Ратнер, слишком усталый, подозреваю, для аналитических тонкостей, принялся теоретизировать широкими мазками. В основном, как он считал, малый говорил правду.
– А ты, неужели ты ему не поверил? – спросил он.
– Помнишь, – сказал я, – когда я задел его за живое… как искренне он заговорил? Так вот, как раз в этот момент я и стал сомневаться. Как раз в этот момент он выдал нам самую большую ложь из всех – когда сказал, что все остальное правда. Я не верю вообще, что хоть что-нибудь из всего этого было правдой, даже то, что он знает твоего друга. Помнишь, как быстро он женил его на своей сестре? Это была чисто спонтанная импровизация. Я сейчас все это восстанавливаю по порядку. Помню очень отчетливо, как вы обсуждали твоего друга-архитектора, так он всегда вставлял словечко уже после того, как ты что-нибудь скажешь. Он все время подхватывал твои реплики. Очень ловко и изобретательно. В этом ему не откажешь, но я не верю ни одному его слову, за исключением, может быть, того, что он служил в армии и был изрядно поранен. Хотя и тут можно усомниться. Ты когда-нибудь щупал череп после трепанации? Вот уж неопровержимый факт. И все-таки, не знаю почему, я не верю даже ощущениям своих пальцев. Когда у человека такой изобретательный ум, он может нести любую ахинею, и все это будет звучать правдоподобно. Заметь, истории-то реальные, во всяком случае для меня. Было то, что он рассказывал, или нет, в них все равно есть правда. Минуту назад, когда я все это проворачивал в голове, я поймал себя на том, что искажаю некоторые эпизоды, некоторые его реплики, чтобы вся история звучала убедительнее. Чтобы сделать ее не более правдоподобной, а более верной, если ты чувствуешь разницу. Я все по полочкам разложил, как бы сам стал это рассказывать, если бы пришлось…

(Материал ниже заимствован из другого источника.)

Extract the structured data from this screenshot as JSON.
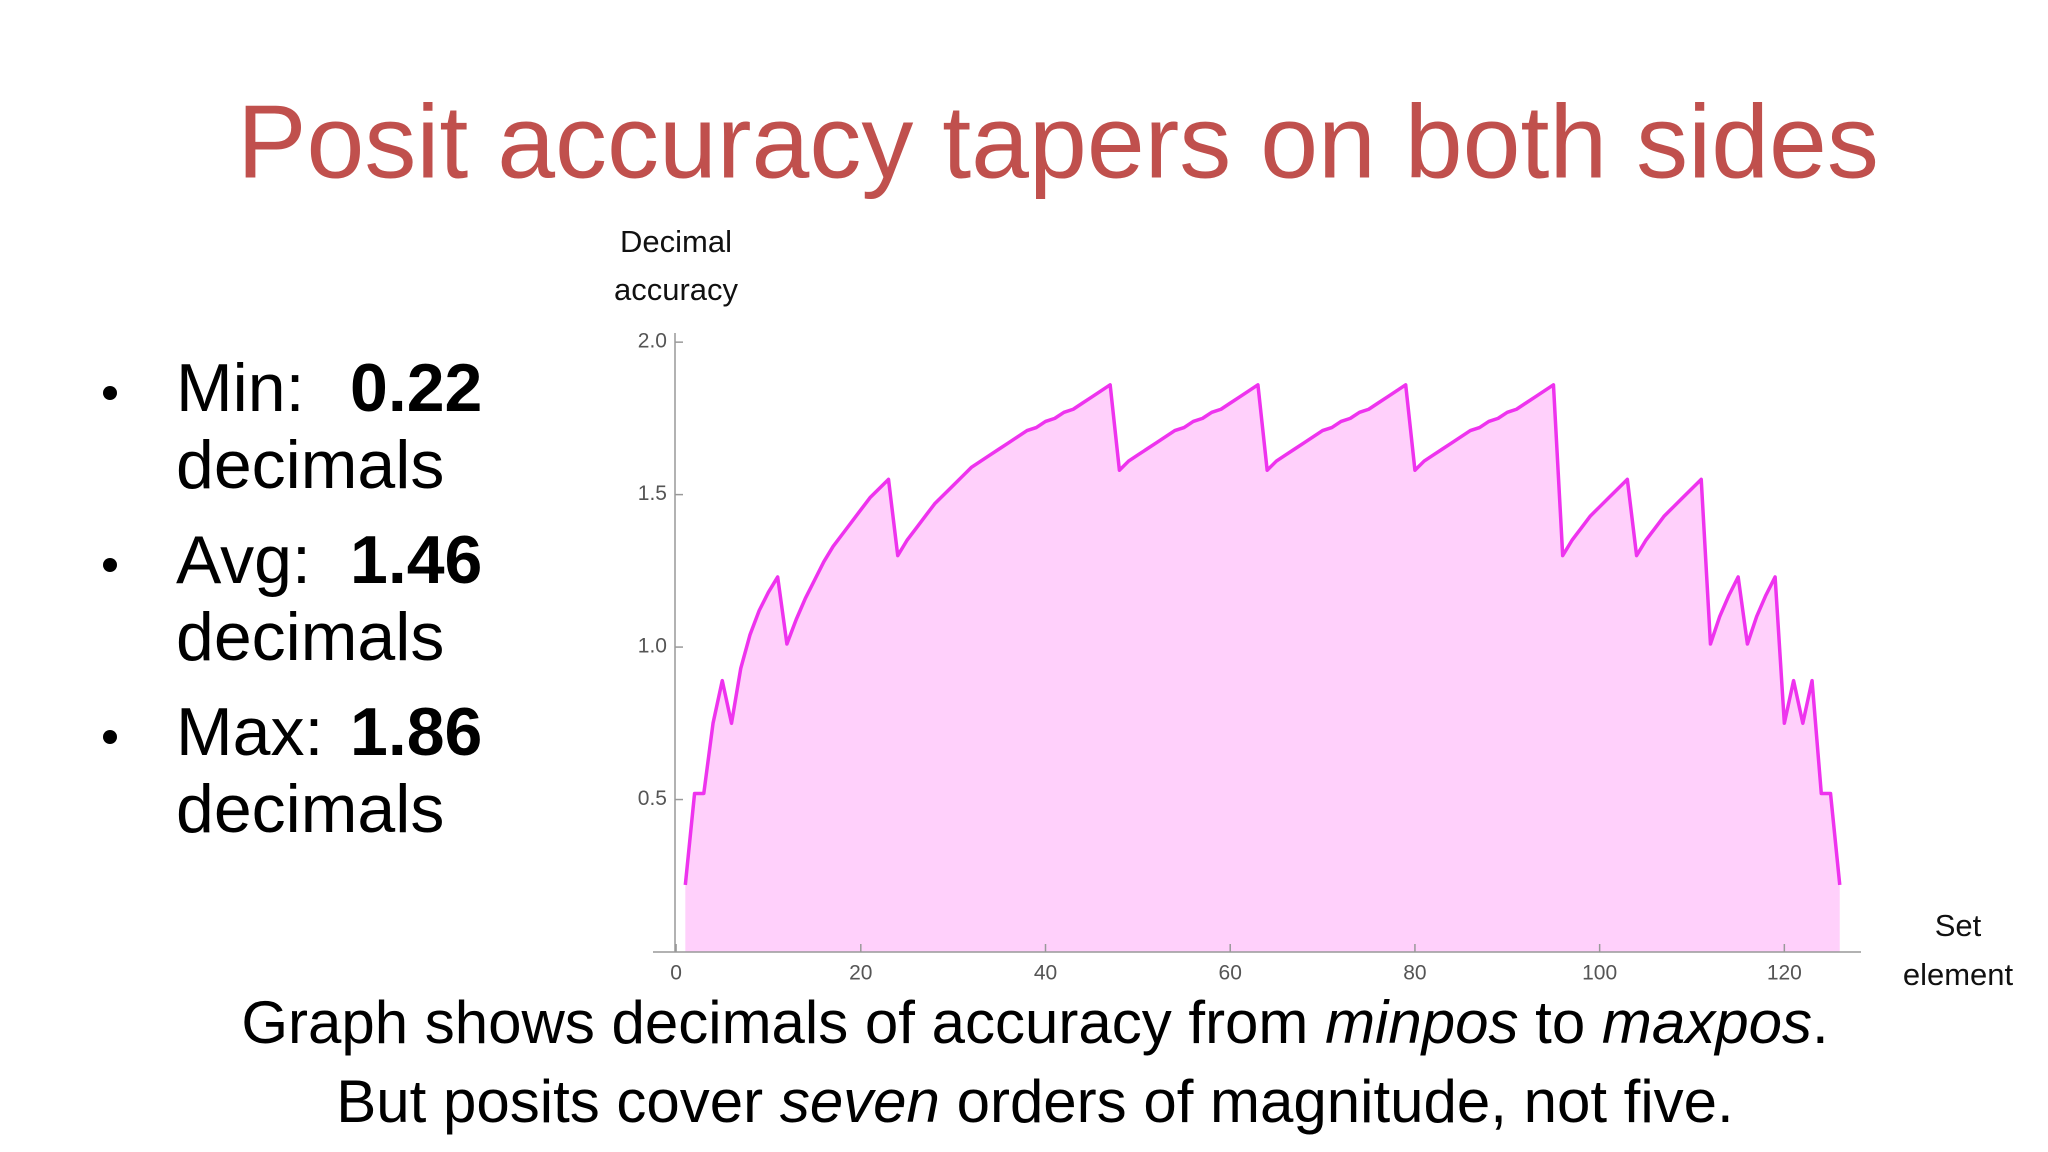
{
  "title": "Posit accuracy tapers on both sides",
  "bullets": [
    {
      "label": "Min:",
      "value": "0.22",
      "unit": "decimals"
    },
    {
      "label": "Avg:",
      "value": "1.46",
      "unit": "decimals"
    },
    {
      "label": "Max:",
      "value": "1.86",
      "unit": "decimals"
    }
  ],
  "caption": [
    [
      {
        "text": "Graph shows decimals of accuracy from ",
        "italic": false
      },
      {
        "text": "minpos",
        "italic": true
      },
      {
        "text": " to ",
        "italic": false
      },
      {
        "text": "maxpos",
        "italic": true
      },
      {
        "text": ".",
        "italic": false
      }
    ],
    [
      {
        "text": "But posits cover ",
        "italic": false
      },
      {
        "text": "seven",
        "italic": true
      },
      {
        "text": " orders of magnitude, not five.",
        "italic": false
      }
    ]
  ],
  "chart_data": {
    "type": "area",
    "ylabel": [
      "Decimal",
      "accuracy"
    ],
    "xlabel": [
      "Set",
      "element"
    ],
    "x": [
      1,
      2,
      3,
      4,
      5,
      6,
      7,
      8,
      9,
      10,
      11,
      12,
      13,
      14,
      15,
      16,
      17,
      18,
      19,
      20,
      21,
      22,
      23,
      24,
      25,
      26,
      27,
      28,
      29,
      30,
      31,
      32,
      33,
      34,
      35,
      36,
      37,
      38,
      39,
      40,
      41,
      42,
      43,
      44,
      45,
      46,
      47,
      48,
      49,
      50,
      51,
      52,
      53,
      54,
      55,
      56,
      57,
      58,
      59,
      60,
      61,
      62,
      63,
      64,
      65,
      66,
      67,
      68,
      69,
      70,
      71,
      72,
      73,
      74,
      75,
      76,
      77,
      78,
      79,
      80,
      81,
      82,
      83,
      84,
      85,
      86,
      87,
      88,
      89,
      90,
      91,
      92,
      93,
      94,
      95,
      96,
      97,
      98,
      99,
      100,
      101,
      102,
      103,
      104,
      105,
      106,
      107,
      108,
      109,
      110,
      111,
      112,
      113,
      114,
      115,
      116,
      117,
      118,
      119,
      120,
      121,
      122,
      123,
      124,
      125,
      126
    ],
    "values": [
      0.22,
      0.52,
      0.52,
      0.75,
      0.89,
      0.75,
      0.93,
      1.04,
      1.12,
      1.18,
      1.23,
      1.01,
      1.09,
      1.16,
      1.22,
      1.28,
      1.33,
      1.37,
      1.41,
      1.45,
      1.49,
      1.52,
      1.55,
      1.3,
      1.35,
      1.39,
      1.43,
      1.47,
      1.5,
      1.53,
      1.56,
      1.59,
      1.61,
      1.63,
      1.65,
      1.67,
      1.69,
      1.71,
      1.72,
      1.74,
      1.75,
      1.77,
      1.78,
      1.8,
      1.82,
      1.84,
      1.86,
      1.58,
      1.61,
      1.63,
      1.65,
      1.67,
      1.69,
      1.71,
      1.72,
      1.74,
      1.75,
      1.77,
      1.78,
      1.8,
      1.82,
      1.84,
      1.86,
      1.58,
      1.61,
      1.63,
      1.65,
      1.67,
      1.69,
      1.71,
      1.72,
      1.74,
      1.75,
      1.77,
      1.78,
      1.8,
      1.82,
      1.84,
      1.86,
      1.58,
      1.61,
      1.63,
      1.65,
      1.67,
      1.69,
      1.71,
      1.72,
      1.74,
      1.75,
      1.77,
      1.78,
      1.8,
      1.82,
      1.84,
      1.86,
      1.3,
      1.35,
      1.39,
      1.43,
      1.46,
      1.49,
      1.52,
      1.55,
      1.3,
      1.35,
      1.39,
      1.43,
      1.46,
      1.49,
      1.52,
      1.55,
      1.01,
      1.1,
      1.17,
      1.23,
      1.01,
      1.1,
      1.17,
      1.23,
      0.75,
      0.89,
      0.75,
      0.89,
      0.52,
      0.52,
      0.22
    ],
    "color": "#ee33ee",
    "fill": "#ffd0fb",
    "xlim": [
      -2.5,
      128.3
    ],
    "ylim": [
      0,
      2.03
    ],
    "xticks": [
      0,
      20,
      40,
      60,
      80,
      100,
      120
    ],
    "yticks": [
      0.5,
      {
        "value": 1.0,
        "label": "1.0"
      },
      1.5,
      {
        "value": 2.0,
        "label": "2.0"
      }
    ]
  }
}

Ратнер запротестовал, он сказал, что я слишком обобщаю… и я тут же вспомнил ту чудесную поэму, которую предмет нашего обсуждения перед нами продекламировал.

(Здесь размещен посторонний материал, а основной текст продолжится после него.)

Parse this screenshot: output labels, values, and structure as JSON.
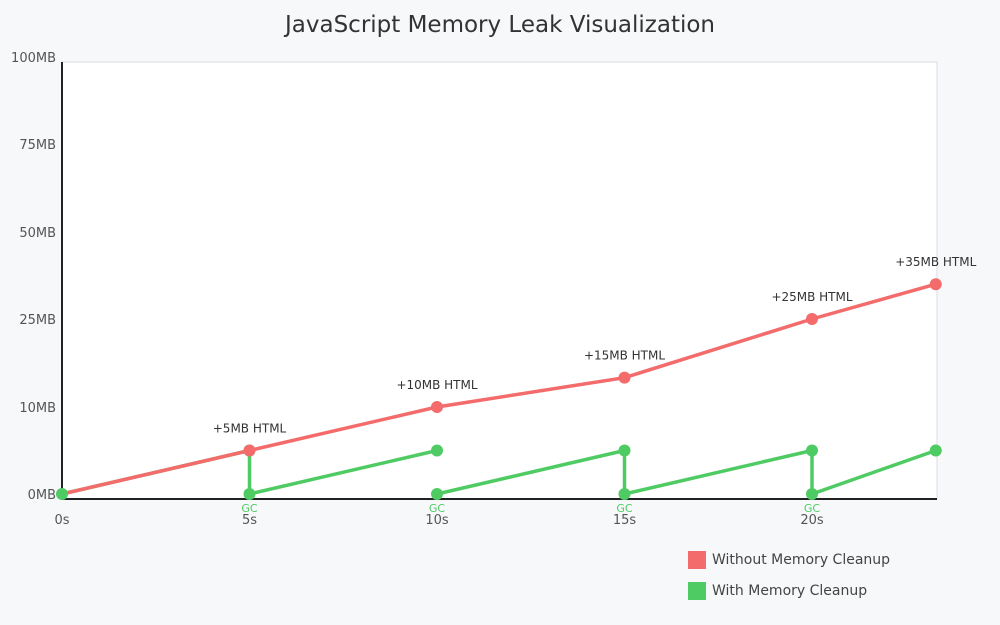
{
  "chart_data": {
    "type": "line",
    "title": "JavaScript Memory Leak Visualization",
    "xlabel": "",
    "ylabel": "",
    "x_ticks": [
      "0s",
      "5s",
      "10s",
      "15s",
      "20s"
    ],
    "y_ticks": [
      "0MB",
      "10MB",
      "25MB",
      "50MB",
      "75MB",
      "100MB"
    ],
    "grid": false,
    "legend_position": "bottom-right",
    "series": [
      {
        "name": "Without Memory Cleanup",
        "color": "#f36b6b",
        "points": [
          {
            "x": 0,
            "y": 0
          },
          {
            "x": 5,
            "y": 5,
            "label": "+5MB HTML"
          },
          {
            "x": 10,
            "y": 10,
            "label": "+10MB HTML"
          },
          {
            "x": 15,
            "y": 15,
            "label": "+15MB HTML"
          },
          {
            "x": 20,
            "y": 25,
            "label": "+25MB HTML"
          },
          {
            "x": 23.3,
            "y": 35,
            "label": "+35MB HTML"
          }
        ]
      },
      {
        "name": "With Memory Cleanup",
        "color": "#4fcb63",
        "segments": [
          [
            {
              "x": 0,
              "y": 0
            },
            {
              "x": 5,
              "y": 5
            }
          ],
          [
            {
              "x": 5,
              "y": 0
            },
            {
              "x": 10,
              "y": 5
            }
          ],
          [
            {
              "x": 10,
              "y": 0
            },
            {
              "x": 15,
              "y": 5
            }
          ],
          [
            {
              "x": 15,
              "y": 0
            },
            {
              "x": 20,
              "y": 5
            }
          ],
          [
            {
              "x": 20,
              "y": 0
            },
            {
              "x": 23.3,
              "y": 5
            }
          ]
        ],
        "gc_events": [
          {
            "x": 5,
            "from": 5,
            "to": 0,
            "label": "GC"
          },
          {
            "x": 15,
            "from": 5,
            "to": 0,
            "label": "GC"
          },
          {
            "x": 20,
            "from": 5,
            "to": 0,
            "label": "GC"
          }
        ],
        "gc_labels_only": [
          {
            "x": 10,
            "label": "GC"
          }
        ]
      }
    ]
  }
}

– Послушай, – начал я снова, – а ты уверен, что та поэма, которую он прочитал с таким чувством, принадлежит ему?
– Ты хочешь сказать, что узнал ее? Ты слышал ее раньше?
– Нет, я не хочу сказать этого, но я совершенно уверен, что ее автор не он. Спрашивается, почему он заговорил о своей памятливости сразу же после – тебе это странным не показалось? Он мог заговорить о чем угодно, но нет, заговорил об этом. Кроме того, он декламировал слишком уж хорошо. Поэты не читают так хорошо свои собственные произведения. Очень немногие из них помнят их наизусть, особенно такие длинные. Чтобы прочитать поэму с чувством, нужно очень ею восхищаться, а поэт, написав свое произведение, тут же забывает его. В любом случае, он не будет услаждать ею слух первого встречного. Конечно, так может поступить плохой поэт, но поэма-то была незаурядная. И еще, такое произведение вряд ли написано человеком вроде нашего нового приятеля, который громко хвастался всякой своей халтурой, которую, мол, запросто сбывает в журналы всякий раз, когда ему надо честно или нечестно заработать деньжат. Нет, он запомнил эту поэму наизусть потому, что как раз такое произведение хотел бы написать, если бы только мог. Но он-то не мог. Вот так!